The meta-analysis looked at 21 clinical trials involving 940 adult men and women, who lost an average of 0.34 kg (0.75 pounds) over six weeks with the addition of a single serving of pulses to the diet–and without making a particular effort to reduce other foods.
Pulses have a low glycemic index (meaning that they are foods that break down slowly) and can be used to reduce or displace animal protein as well as “bad” fats such as trans-fat in a dish or meal.
Dr. de Souza noted that 90 per cent of weight loss interventions fail, resulting in weight regain, which may be due in part to hunger and food cravings.
“This new study fits well with our previous work, which found that pulses increased the feeling of fullness by 31 per cent, which may indeed result in less food intake.” said Dr. de Souza.

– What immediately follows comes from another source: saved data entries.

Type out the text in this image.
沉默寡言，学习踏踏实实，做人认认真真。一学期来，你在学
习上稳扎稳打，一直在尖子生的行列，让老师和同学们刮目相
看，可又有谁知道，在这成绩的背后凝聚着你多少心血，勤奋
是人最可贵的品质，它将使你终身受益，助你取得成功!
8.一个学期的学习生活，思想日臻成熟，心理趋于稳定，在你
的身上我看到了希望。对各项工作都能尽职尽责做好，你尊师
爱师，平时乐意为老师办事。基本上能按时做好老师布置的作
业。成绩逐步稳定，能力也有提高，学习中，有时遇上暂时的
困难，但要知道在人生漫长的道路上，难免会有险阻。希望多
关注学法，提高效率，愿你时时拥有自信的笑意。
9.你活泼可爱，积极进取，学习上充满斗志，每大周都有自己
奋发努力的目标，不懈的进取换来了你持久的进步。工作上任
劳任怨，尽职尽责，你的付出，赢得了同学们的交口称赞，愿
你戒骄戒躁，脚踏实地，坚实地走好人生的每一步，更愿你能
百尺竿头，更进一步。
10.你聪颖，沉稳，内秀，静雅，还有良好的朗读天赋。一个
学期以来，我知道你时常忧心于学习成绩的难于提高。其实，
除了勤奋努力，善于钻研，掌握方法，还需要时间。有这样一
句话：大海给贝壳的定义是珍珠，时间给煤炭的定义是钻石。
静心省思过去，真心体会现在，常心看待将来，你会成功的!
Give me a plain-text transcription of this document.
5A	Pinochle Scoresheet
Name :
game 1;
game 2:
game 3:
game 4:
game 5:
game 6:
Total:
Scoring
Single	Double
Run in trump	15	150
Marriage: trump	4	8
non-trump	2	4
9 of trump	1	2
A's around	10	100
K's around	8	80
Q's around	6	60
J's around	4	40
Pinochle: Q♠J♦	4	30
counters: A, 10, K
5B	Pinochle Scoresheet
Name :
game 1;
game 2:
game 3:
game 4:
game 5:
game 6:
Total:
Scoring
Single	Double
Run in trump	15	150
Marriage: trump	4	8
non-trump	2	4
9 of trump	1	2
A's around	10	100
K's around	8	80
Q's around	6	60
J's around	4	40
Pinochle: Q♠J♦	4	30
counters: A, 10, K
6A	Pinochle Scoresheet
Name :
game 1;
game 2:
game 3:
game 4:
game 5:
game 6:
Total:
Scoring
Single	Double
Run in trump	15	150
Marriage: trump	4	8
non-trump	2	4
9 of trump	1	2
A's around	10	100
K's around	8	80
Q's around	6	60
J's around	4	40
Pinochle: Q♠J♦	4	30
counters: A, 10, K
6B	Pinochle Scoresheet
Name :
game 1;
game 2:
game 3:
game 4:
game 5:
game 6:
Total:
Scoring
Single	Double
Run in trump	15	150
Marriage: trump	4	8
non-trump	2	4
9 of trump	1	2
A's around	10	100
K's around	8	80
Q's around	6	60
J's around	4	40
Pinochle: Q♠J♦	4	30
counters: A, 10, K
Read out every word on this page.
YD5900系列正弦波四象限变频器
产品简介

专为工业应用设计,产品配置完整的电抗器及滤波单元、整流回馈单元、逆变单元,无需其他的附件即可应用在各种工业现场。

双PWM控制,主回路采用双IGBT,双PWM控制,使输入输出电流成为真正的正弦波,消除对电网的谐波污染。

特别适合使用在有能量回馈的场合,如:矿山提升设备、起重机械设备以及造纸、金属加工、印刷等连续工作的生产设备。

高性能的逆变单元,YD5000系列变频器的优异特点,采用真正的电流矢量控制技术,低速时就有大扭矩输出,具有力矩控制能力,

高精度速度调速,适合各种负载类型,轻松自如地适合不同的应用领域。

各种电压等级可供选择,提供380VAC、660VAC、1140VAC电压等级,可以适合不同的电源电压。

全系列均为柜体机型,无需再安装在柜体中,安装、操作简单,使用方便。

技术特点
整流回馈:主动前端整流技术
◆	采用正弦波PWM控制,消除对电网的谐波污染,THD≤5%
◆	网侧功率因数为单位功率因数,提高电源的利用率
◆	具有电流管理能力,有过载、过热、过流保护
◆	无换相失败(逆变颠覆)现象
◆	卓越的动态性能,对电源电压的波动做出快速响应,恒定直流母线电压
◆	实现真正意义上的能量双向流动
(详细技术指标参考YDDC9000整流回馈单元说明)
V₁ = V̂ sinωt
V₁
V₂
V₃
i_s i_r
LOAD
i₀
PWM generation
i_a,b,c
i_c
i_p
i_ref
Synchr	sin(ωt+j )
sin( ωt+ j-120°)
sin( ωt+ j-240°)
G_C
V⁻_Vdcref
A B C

Another recently published systematic review and meta-analysis found that eating on average one serving a day of beans, peas, chickpeas or lentils can also reduce “bad cholesterol” by five per cent and therefore lower the risk of cardiovascular disease.
Knowing which foods make people feel fuller longer may help them lose weight and keep it off.
“Though the weight loss was small, our findings suggest that simply including pulses in your diet may help you lose weight, and we think more importantly, prevent you from gaining it back after you lose it,” Dr. de Souza said.
He said another bonus from eating pulses is that they are Canadian crops.
“So eating more pulses means eating local, being more sustainable and receiving many health benefits,” he said.